70th Grey Cup
| Edmonton Eskimos | Toronto Argonauts |
| (11–5) | (9–6–1) |
| 32 | 16 |
| Head coach: Hugh Campbell | Head coach: Bob O'Billovich |
|  | 1 | 2 | 3 | 4 | Total |
| Edmonton Eskimos | 3 | 17 | 6 | 6 | 32 |
| Toronto Argonauts | 7 | 7 | 0 | 2 | 16 |
- Date: November 28, 1982
- Stadium: Exhibition Stadium
- Location: Toronto
- Most Valuable Player: Offence: Warren Moon, QB (Eskimos) Defence: Dave Fennell, DT (Eskimos)
- Most Valuable Canadian: Dave Fennell, DT (Eskimos)
- National anthem: St. Michael's College School Choir
- Referee: Bud Ulrich
- Attendance: 54,741

Broadcasters
- Network: CBC, CTV, SRC

= 70th Grey Cup =

1982 Canadian Football championship game

The 70th Grey Cup, also known as the "Rain Bowl", was the 1982 Grey Cup Canadian Football League championship game between the Toronto Argonauts and the Edmonton Eskimos. The Eskimos, who were making their sixth consecutive appearance in the CFL championship game, defeated the Argonauts 32–16 on the Eskimos' way to their fifth straight Grey Cup. The game was played on Sunday, November 28, 1982, at Exhibition Stadium in Toronto.

== Game summary ==
The Eskimos' bid for a record-breaking fifth consecutive Grey Cup victory looked to be in jeopardy at mid-season, as they began the year with a 3-5 record.
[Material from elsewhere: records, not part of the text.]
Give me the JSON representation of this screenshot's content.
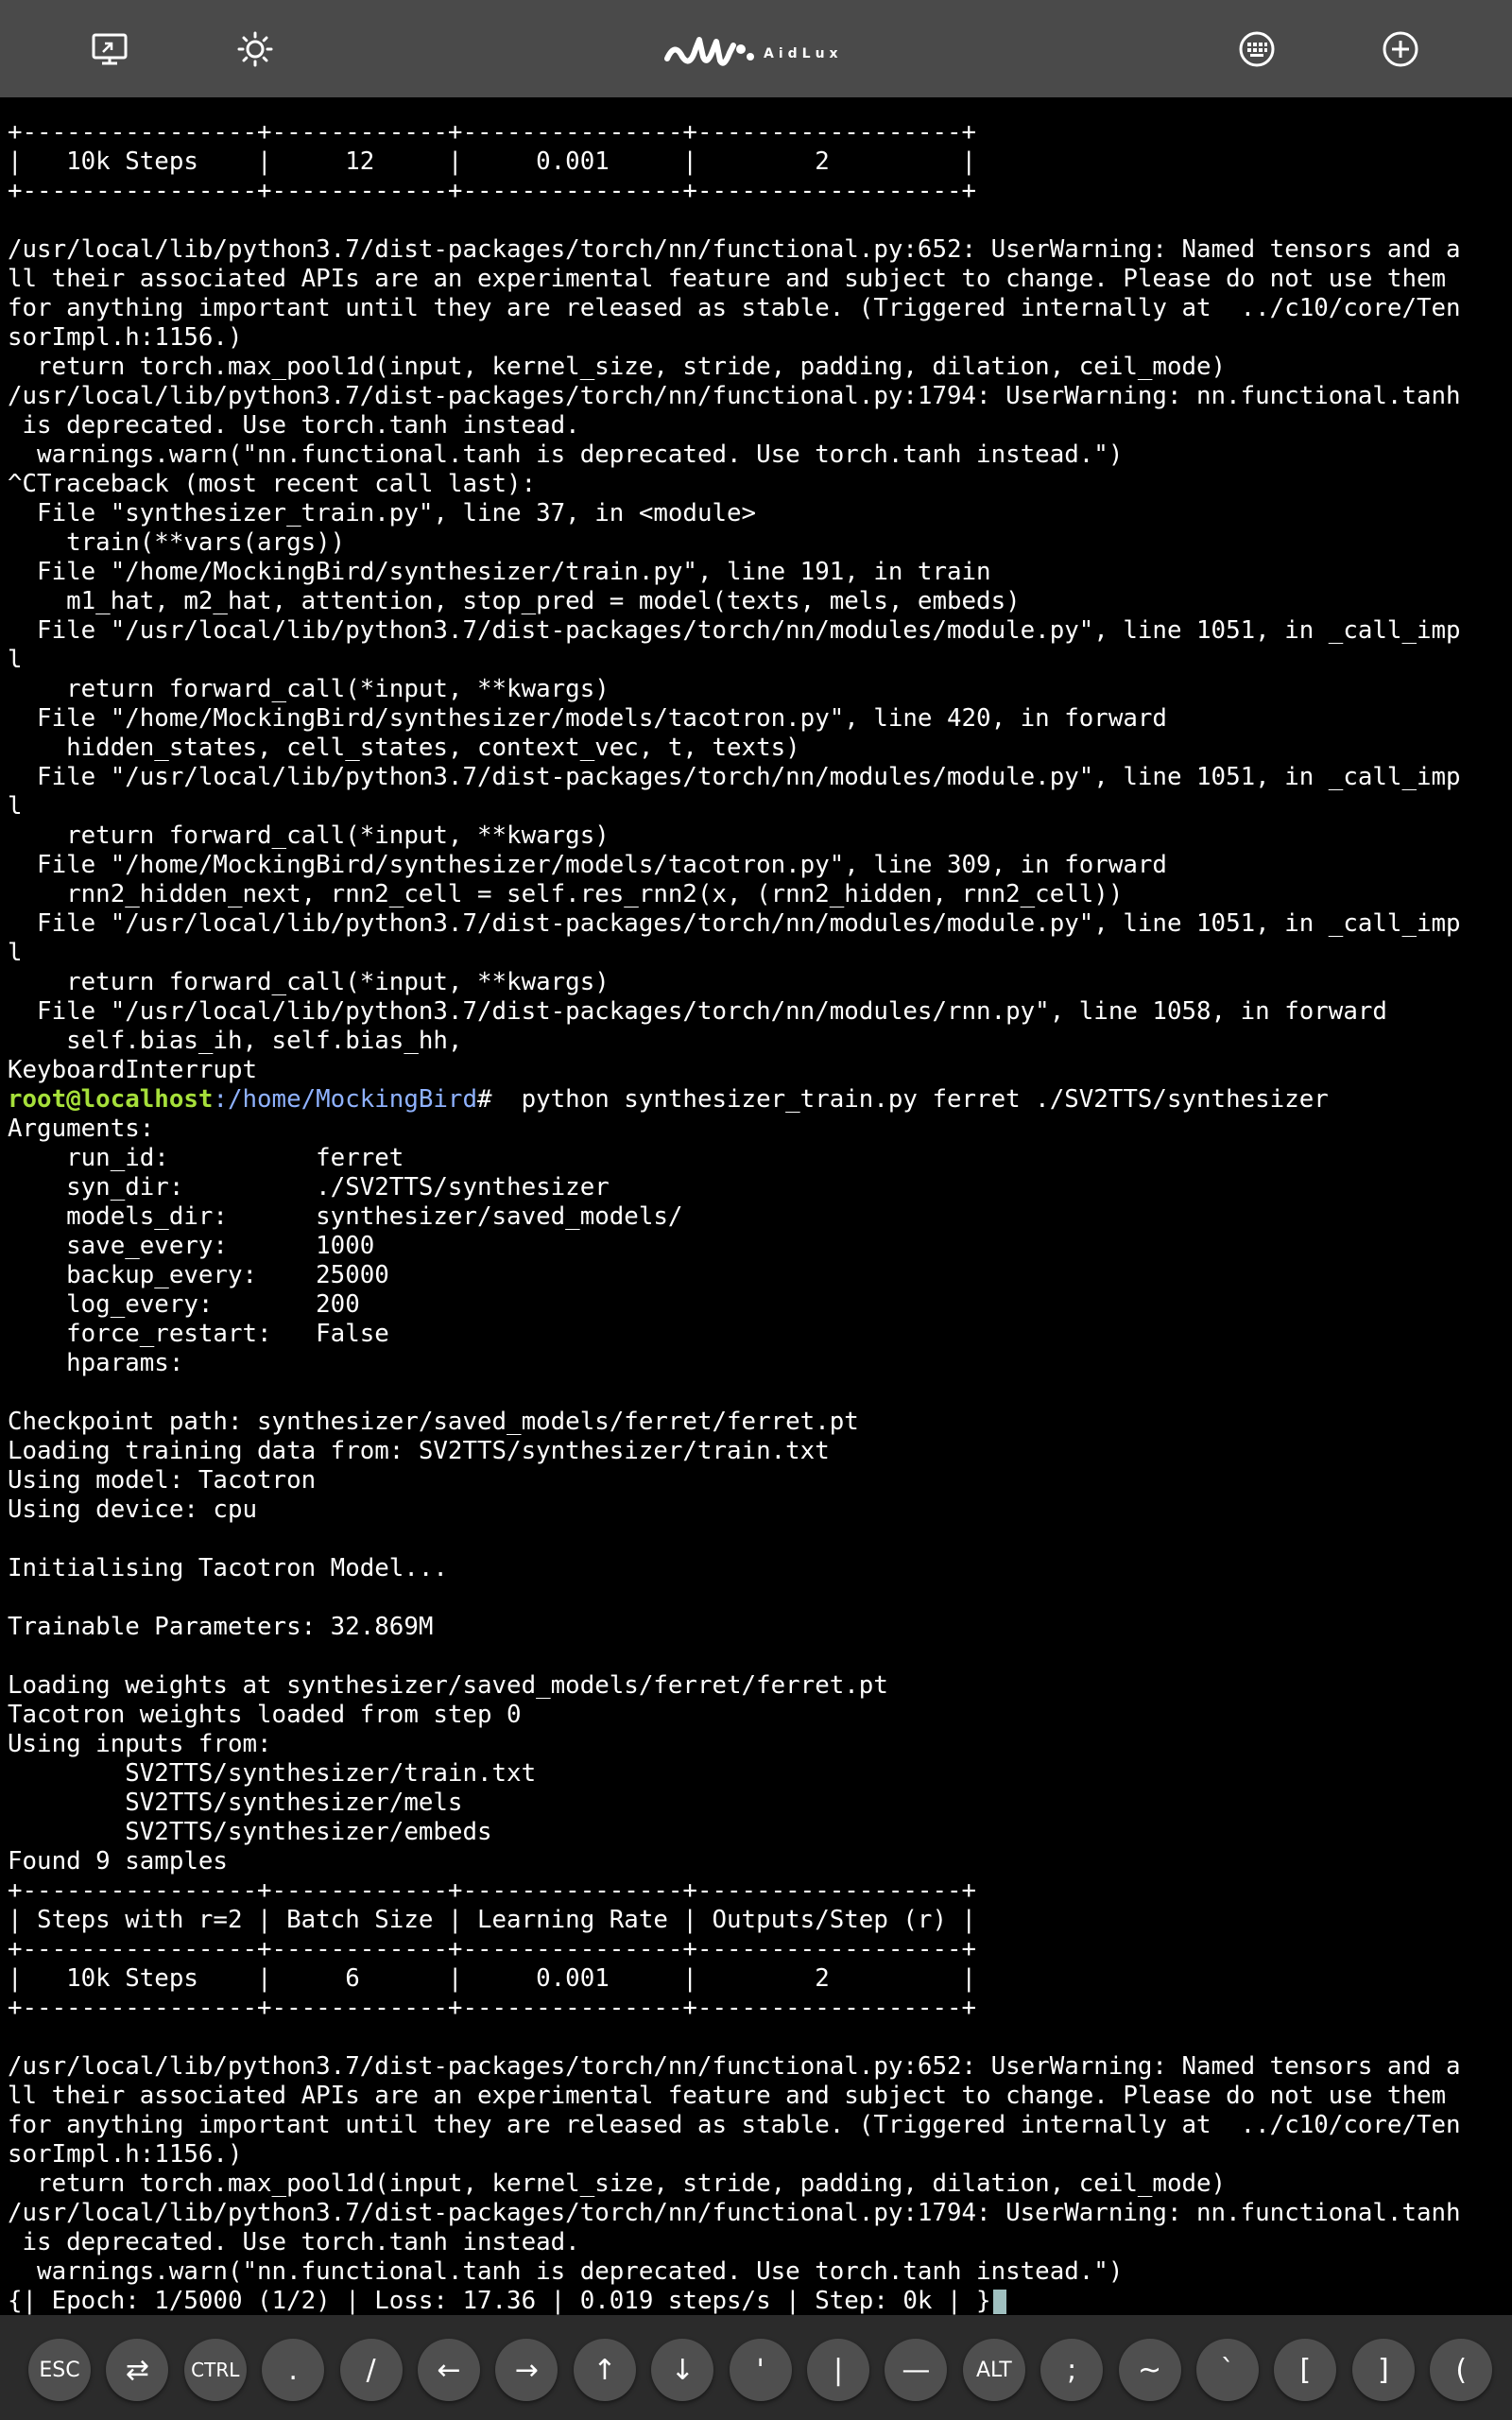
{
  "app": {
    "brand": "AidLux"
  },
  "toolbar": {
    "left_icons": [
      "desktop-icon",
      "brightness-icon"
    ],
    "right_icons": [
      "keyboard-icon",
      "add-circle-icon"
    ]
  },
  "terminal": {
    "lines": [
      "+----------------+------------+---------------+------------------+",
      "|   10k Steps    |     12     |     0.001     |        2         |",
      "+----------------+------------+---------------+------------------+",
      "",
      "/usr/local/lib/python3.7/dist-packages/torch/nn/functional.py:652: UserWarning: Named tensors and a",
      "ll their associated APIs are an experimental feature and subject to change. Please do not use them",
      "for anything important until they are released as stable. (Triggered internally at  ../c10/core/Ten",
      "sorImpl.h:1156.)",
      "  return torch.max_pool1d(input, kernel_size, stride, padding, dilation, ceil_mode)",
      "/usr/local/lib/python3.7/dist-packages/torch/nn/functional.py:1794: UserWarning: nn.functional.tanh",
      " is deprecated. Use torch.tanh instead.",
      "  warnings.warn(\"nn.functional.tanh is deprecated. Use torch.tanh instead.\")",
      "^CTraceback (most recent call last):",
      "  File \"synthesizer_train.py\", line 37, in <module>",
      "    train(**vars(args))",
      "  File \"/home/MockingBird/synthesizer/train.py\", line 191, in train",
      "    m1_hat, m2_hat, attention, stop_pred = model(texts, mels, embeds)",
      "  File \"/usr/local/lib/python3.7/dist-packages/torch/nn/modules/module.py\", line 1051, in _call_imp",
      "l",
      "    return forward_call(*input, **kwargs)",
      "  File \"/home/MockingBird/synthesizer/models/tacotron.py\", line 420, in forward",
      "    hidden_states, cell_states, context_vec, t, texts)",
      "  File \"/usr/local/lib/python3.7/dist-packages/torch/nn/modules/module.py\", line 1051, in _call_imp",
      "l",
      "    return forward_call(*input, **kwargs)",
      "  File \"/home/MockingBird/synthesizer/models/tacotron.py\", line 309, in forward",
      "    rnn2_hidden_next, rnn2_cell = self.res_rnn2(x, (rnn2_hidden, rnn2_cell))",
      "  File \"/usr/local/lib/python3.7/dist-packages/torch/nn/modules/module.py\", line 1051, in _call_imp",
      "l",
      "    return forward_call(*input, **kwargs)",
      "  File \"/usr/local/lib/python3.7/dist-packages/torch/nn/modules/rnn.py\", line 1058, in forward",
      "    self.bias_ih, self.bias_hh,",
      "KeyboardInterrupt"
    ],
    "prompt": {
      "user_host": "root@localhost",
      "path": ":/home/MockingBird",
      "symbol": "# ",
      "command": " python synthesizer_train.py ferret ./SV2TTS/synthesizer"
    },
    "lines_after": [
      "Arguments:",
      "    run_id:          ferret",
      "    syn_dir:         ./SV2TTS/synthesizer",
      "    models_dir:      synthesizer/saved_models/",
      "    save_every:      1000",
      "    backup_every:    25000",
      "    log_every:       200",
      "    force_restart:   False",
      "    hparams:",
      "",
      "Checkpoint path: synthesizer/saved_models/ferret/ferret.pt",
      "Loading training data from: SV2TTS/synthesizer/train.txt",
      "Using model: Tacotron",
      "Using device: cpu",
      "",
      "Initialising Tacotron Model...",
      "",
      "Trainable Parameters: 32.869M",
      "",
      "Loading weights at synthesizer/saved_models/ferret/ferret.pt",
      "Tacotron weights loaded from step 0",
      "Using inputs from:",
      "        SV2TTS/synthesizer/train.txt",
      "        SV2TTS/synthesizer/mels",
      "        SV2TTS/synthesizer/embeds",
      "Found 9 samples",
      "+----------------+------------+---------------+------------------+",
      "| Steps with r=2 | Batch Size | Learning Rate | Outputs/Step (r) |",
      "+----------------+------------+---------------+------------------+",
      "|   10k Steps    |     6      |     0.001     |        2         |",
      "+----------------+------------+---------------+------------------+",
      "",
      "/usr/local/lib/python3.7/dist-packages/torch/nn/functional.py:652: UserWarning: Named tensors and a",
      "ll their associated APIs are an experimental feature and subject to change. Please do not use them",
      "for anything important until they are released as stable. (Triggered internally at  ../c10/core/Ten",
      "sorImpl.h:1156.)",
      "  return torch.max_pool1d(input, kernel_size, stride, padding, dilation, ceil_mode)",
      "/usr/local/lib/python3.7/dist-packages/torch/nn/functional.py:1794: UserWarning: nn.functional.tanh",
      " is deprecated. Use torch.tanh instead.",
      "  warnings.warn(\"nn.functional.tanh is deprecated. Use torch.tanh instead.\")"
    ],
    "last_line": "{| Epoch: 1/5000 (1/2) | Loss: 17.36 | 0.019 steps/s | Step: 0k | }"
  },
  "keys": [
    {
      "label": "ESC",
      "name": "key-esc"
    },
    {
      "label": "⇄",
      "name": "key-tab"
    },
    {
      "label": "CTRL",
      "name": "key-ctrl"
    },
    {
      "label": ".",
      "name": "key-period"
    },
    {
      "label": "/",
      "name": "key-slash"
    },
    {
      "label": "←",
      "name": "key-left"
    },
    {
      "label": "→",
      "name": "key-right"
    },
    {
      "label": "↑",
      "name": "key-up"
    },
    {
      "label": "↓",
      "name": "key-down"
    },
    {
      "label": "'",
      "name": "key-quote"
    },
    {
      "label": "|",
      "name": "key-pipe"
    },
    {
      "label": "—",
      "name": "key-dash"
    },
    {
      "label": "ALT",
      "name": "key-alt"
    },
    {
      "label": ";",
      "name": "key-semicolon"
    },
    {
      "label": "~",
      "name": "key-tilde"
    },
    {
      "label": "`",
      "name": "key-backtick"
    },
    {
      "label": "[",
      "name": "key-bracket-left"
    },
    {
      "label": "]",
      "name": "key-bracket-right"
    },
    {
      "label": "(",
      "name": "key-paren-left"
    }
  ]
}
But 10 straight victories later, they found themselves once again in the Grey Cup, pitted against the underdog Toronto Argonauts. The Boatmen had last won a Cup in 1952 and last appeared in the CFL Final in 1971, and their hometown fans were giddy with expectation. Winners of only two games the previous season, the Argos took a 9-6-1 record into the 1982 Grey Cup game.

The game, played in a driving rainstorm, started well for Toronto. After the Eskimo's Dave Cutler kicked a field goal, newly acquired Emanuel Tolbert scampered 84 yards for a touchdown off a screen pass for the Argonauts. The Eskimos replied with a Brian Kelly touchdown reception, but the Argos scored again, with Condredge Holloway completing a 10-yard pass to Terry Greer.
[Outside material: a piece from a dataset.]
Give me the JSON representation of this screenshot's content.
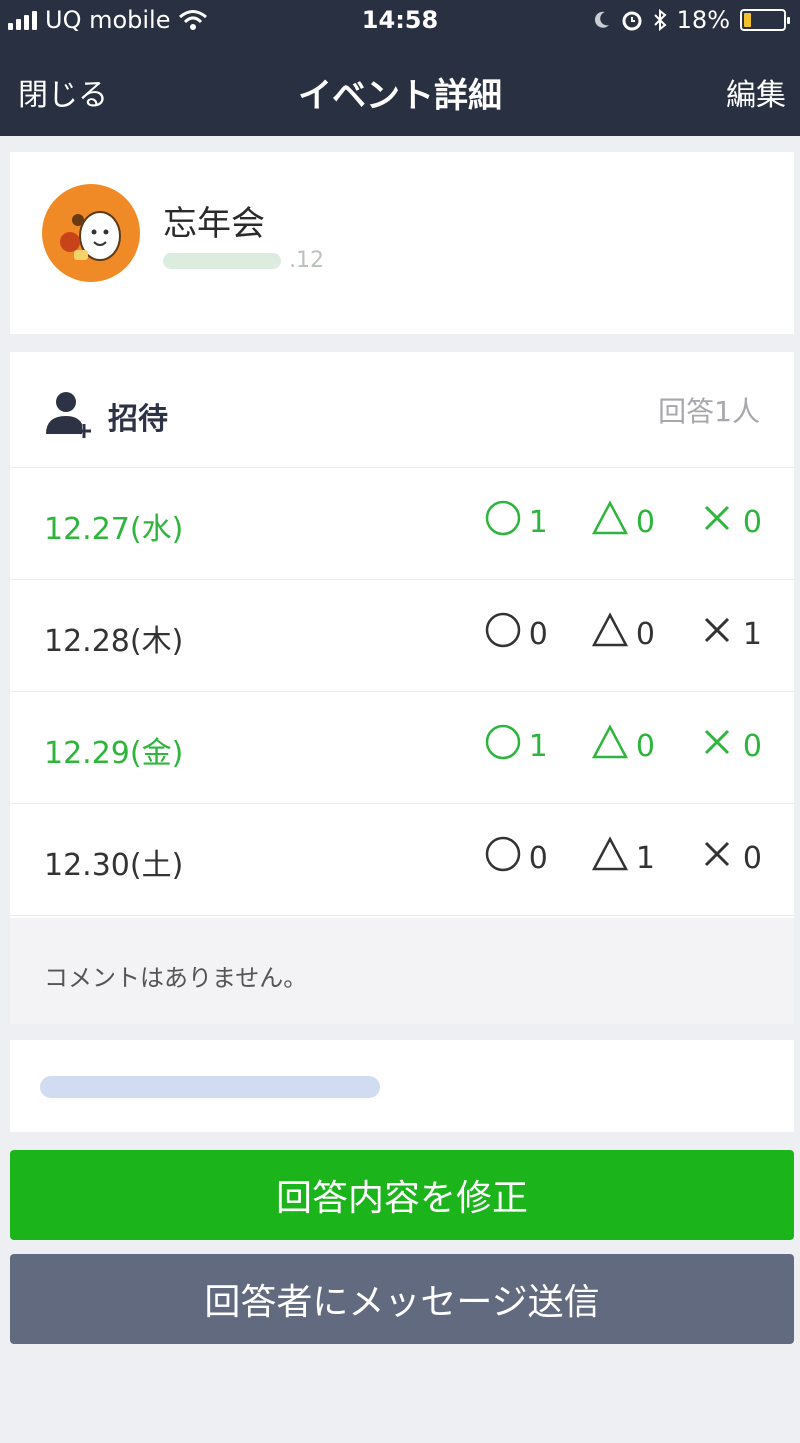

Toronto now led 14-10, but from this point Edmonton and Warren Moon (the game MVP) would not look back. With the Argonauts unable to move the ball with the wind in the third quarter, the Esks took control. Another touchdown pass to Brian Kelly, a Neil Lumsden touchdown rush and three more Cutler field goals sealed the victory for the CFL's greatest dynasty.
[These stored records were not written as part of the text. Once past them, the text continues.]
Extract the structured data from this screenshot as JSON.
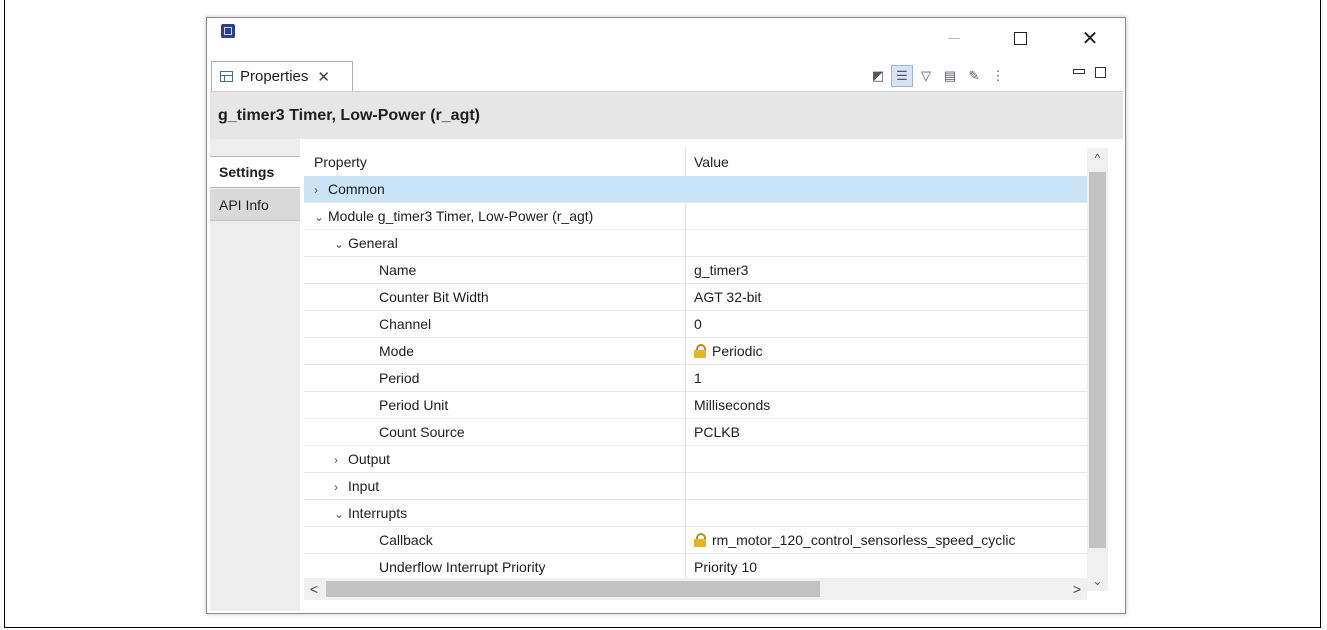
{
  "window": {
    "app_icon": "e2-studio-icon",
    "controls": {
      "minimize": "—",
      "maximize": "☐",
      "close": "✕"
    }
  },
  "view": {
    "tab_label": "Properties",
    "tab_close": "✕",
    "toolbar_icons": [
      "pin-to-selection-icon",
      "show-categories-icon",
      "filter-icon",
      "show-advanced-icon",
      "restore-default-icon",
      "view-menu-icon"
    ]
  },
  "page_title": "g_timer3 Timer, Low-Power (r_agt)",
  "side_tabs": [
    "Settings",
    "API Info"
  ],
  "table": {
    "columns": [
      "Property",
      "Value"
    ],
    "rows": [
      {
        "key": "Common",
        "value": "",
        "level": 0,
        "twisty": "›",
        "selected": true
      },
      {
        "key": "Module g_timer3 Timer, Low-Power (r_agt)",
        "value": "",
        "level": 0,
        "twisty": "⌄"
      },
      {
        "key": "General",
        "value": "",
        "level": 1,
        "twisty": "⌄"
      },
      {
        "key": "Name",
        "value": "g_timer3",
        "level": 2
      },
      {
        "key": "Counter Bit Width",
        "value": "AGT 32-bit",
        "level": 2
      },
      {
        "key": "Channel",
        "value": "0",
        "level": 2
      },
      {
        "key": "Mode",
        "value": "Periodic",
        "level": 2,
        "locked": true
      },
      {
        "key": "Period",
        "value": "1",
        "level": 2
      },
      {
        "key": "Period Unit",
        "value": "Milliseconds",
        "level": 2
      },
      {
        "key": "Count Source",
        "value": "PCLKB",
        "level": 2
      },
      {
        "key": "Output",
        "value": "",
        "level": 1,
        "twisty": "›"
      },
      {
        "key": "Input",
        "value": "",
        "level": 1,
        "twisty": "›"
      },
      {
        "key": "Interrupts",
        "value": "",
        "level": 1,
        "twisty": "⌄"
      },
      {
        "key": "Callback",
        "value": "rm_motor_120_control_sensorless_speed_cyclic",
        "level": 2,
        "locked": true
      },
      {
        "key": "Underflow Interrupt Priority",
        "value": "Priority 10",
        "level": 2
      }
    ]
  },
  "scroll": {
    "up": "^",
    "down": "⌄",
    "left": "<",
    "right": ">"
  }
}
Moon completed 21 of 33 passes for 319 yards, all while having to throw in the freezing rain.

== Scoring ==
Edmonton Eskimos - 32

Touchdowns - Brian Kelly (2), Neil Lumsden (1)

Field Goals - Dave Cutler (4)

Converts - Dave Cutler (2)

Toronto Argonauts - 16

Touchdowns - Emanuel Tolbert (1), Terry Greer (1)

Converts - 2

Safety - 1

==Aftermath and legacy==
The 1982 Grey Cup broadcast drew the largest Canadian TV audience up to that time.

In 1982, the Toronto Argonauts were playing home games at Exhibition Stadium. The players and fans were forced to endure awful conditions due to the rain and cold—a problem exacerbated by the fact that much of the stadium was completely exposed to the elements. Many fans had to watch the game from the concession area. Outraged fans began calling for a domed stadium the following day; at a rally at Toronto City Hall, thousands of fans who had come to see the Grey Cup chanted, "We want a dome!" As a result, discussions began which ultimately led to the construction and opening of SkyDome (now Rogers Centre) in 1989. The Argos played their home games at the stadium from 1989 to 2015.

This was the fourth time in seven years that the baseball-renovated Exhibition Stadium had hosted the game (it also hosted in 1976, 1978 and 1980), and the twelfth and final time overall. While the facility trails only nearby Varsity Stadium for number of times hosting the Grey Cup, this record unlikely to be matched, as the next closest, BC Place Stadium, has hosted only ten times as of 2025.

Ten years after the Blue Jays and the Argonauts departed it, Exhibition Stadium was demolished in 1999. A few years later BMO Field was built as a soccer-specific stadium, approximately where Exhibition Stadium once stood. BMO Field was later renovated to accommodate the Argonauts for the 2016 CFL season and that year hosted the 104th Grey Cup, marking the CFL championship game's return to the Exhibition grounds after a 34-year absence.